“Thank you for bringing out the best in me,” Barbora Krejcikova told Iga Swiatek after beating her in the Agel Open final in Ostrava.
“The best” was an apt description not only for Krejcikova’s play, but for this final as well. The Czech’s 5-7, 7-6 (4), 6-3 win was among the finest of the WTA season. It lasted three hours and 16 minutes, and there was hardly a dull moment or a let-up from either woman in all that time.
Maybe it had something to do with the raucously even-handed energy in the arena. Ostrava is in Krejcikova’s home country, but it’s also just a two-hour drive from Swiatek’s hometown of Krakow. The two women each received a huge ovation at the start, and remained co-crowd favorites throughout.
“The atmosphere was just very energetic and very unbelievable for both sides,” Krejcikova said. “It’s really one of the top matches that I think I ever played in my life.”
It was also a rare and hard-earned achievement. Swiatek was 10-0, and 20-0 in sets, in her last 10 finals; she hadn’t lost one since 2019. Krejcikova, meanwhile, had struggled with injuries and rust in 2022; No. 2 in the world a year ago, she came into this tournament unseeded and ranked 23rd. She had lost twice to Swiatek this season; in their most recent meeting, in Rome, she had squandered a match point.
For two hours on Sunday, it looked like Krejcikova would face heartbreak again. In the first set, she bounced back from a 2-5 deficit to level at 5-5, before losing 7-5. In the second set, she went up a break, only to see Swiatek even it at 4-4, and pull to within two points of the title at 5-6, 30-30.
This time, for the first time all year, the world No. 1 would be denied those final two points. Krejcikova held serve to force a tiebreaker, and then Swiatek suffered a surprising spasm of inconsistency. She started the breaker by missing two forehands wide, and Krejcikova took over from there, closing with a forehand winner.

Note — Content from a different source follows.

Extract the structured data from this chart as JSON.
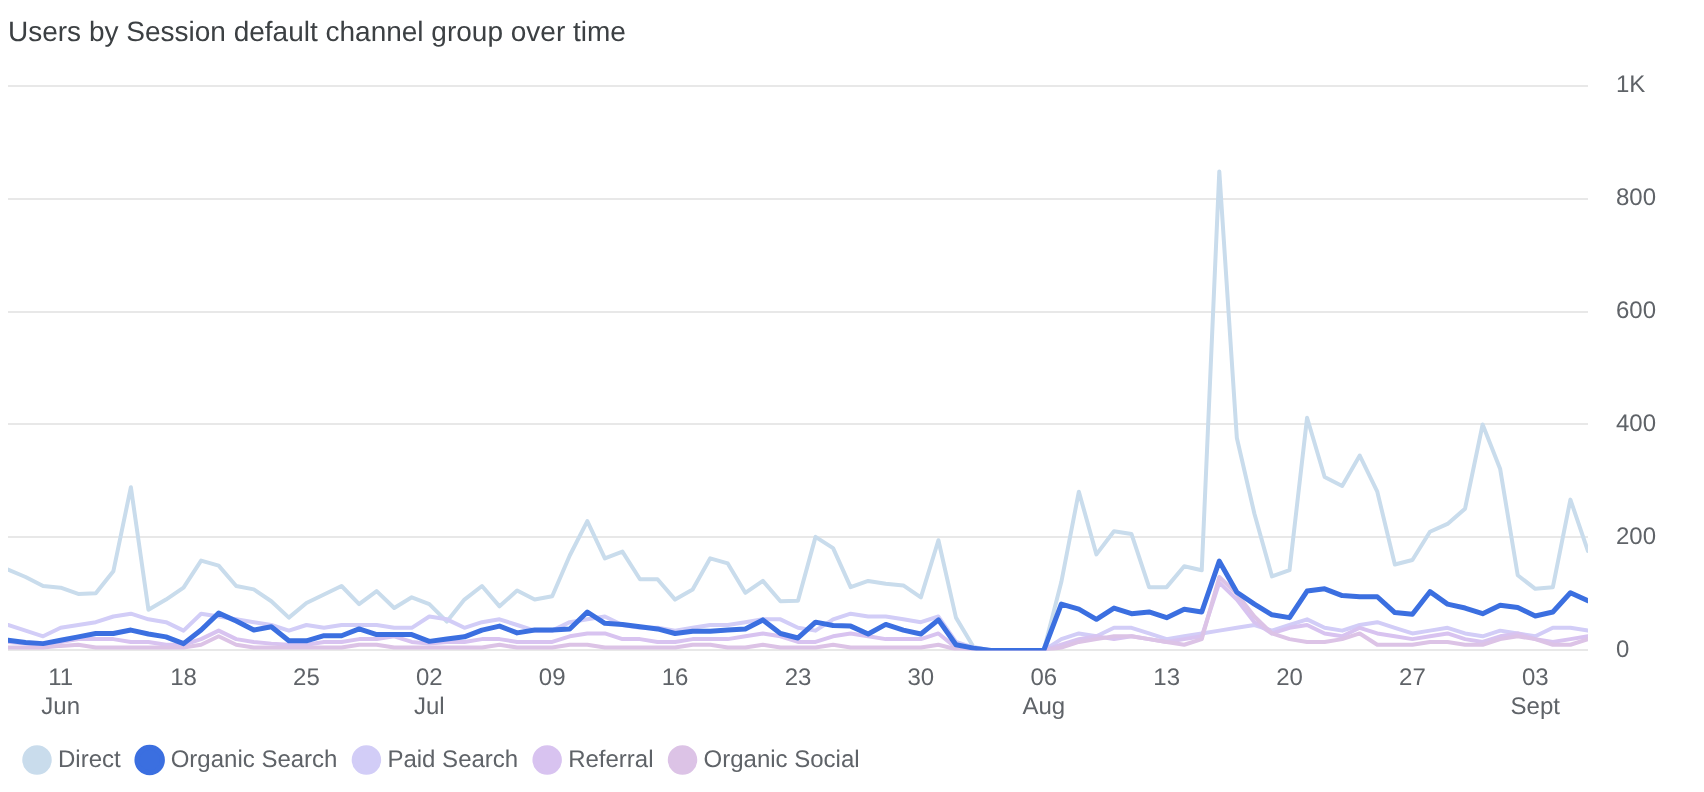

By the third set, Krejcikova had her vast, doubles-honed repertoire of shots working for her. With Swiatek serving at 3-4, 0-15, Krejcikova sliced a forehand return low, then drove a forehand pass down the line for a winner. At 0-30, she did it again.
Serving for the match at 5-3, Krejcikova had to survive Swiatek’s final, desperate, brilliant stand. The Pole saved five match points; after the fifth, she smiled and raised her arms to try to bring her supporters to life. But this was Krejcikova’s day, and she finally closed it out, on her sixth match point, in the only way she could: With an ace.
“I was just like, ‘OK, keep going,’” Krejcikova said of her mindset in the long last game. “It’s going to be fine. You’re going to get your chance. You’re going to make it.’ So that was my inner voice.”
Krejcikova did make it, and she looks sure to make it back into the Top 10 soon. Tennis can use her mix of racquet skills, athleticism, creative shot-making, rolling topspin ground strokes, and good instincts at net.
Swiatek shed a tear or two in defeat, but she also recognized what her opponent brings to the court, and to the game.
“We need players like you in the WTA for sure,” Swiatek said of Krejcikova.
Players, in other words, who can challenge Swiatek, and team with her to produce matches like this.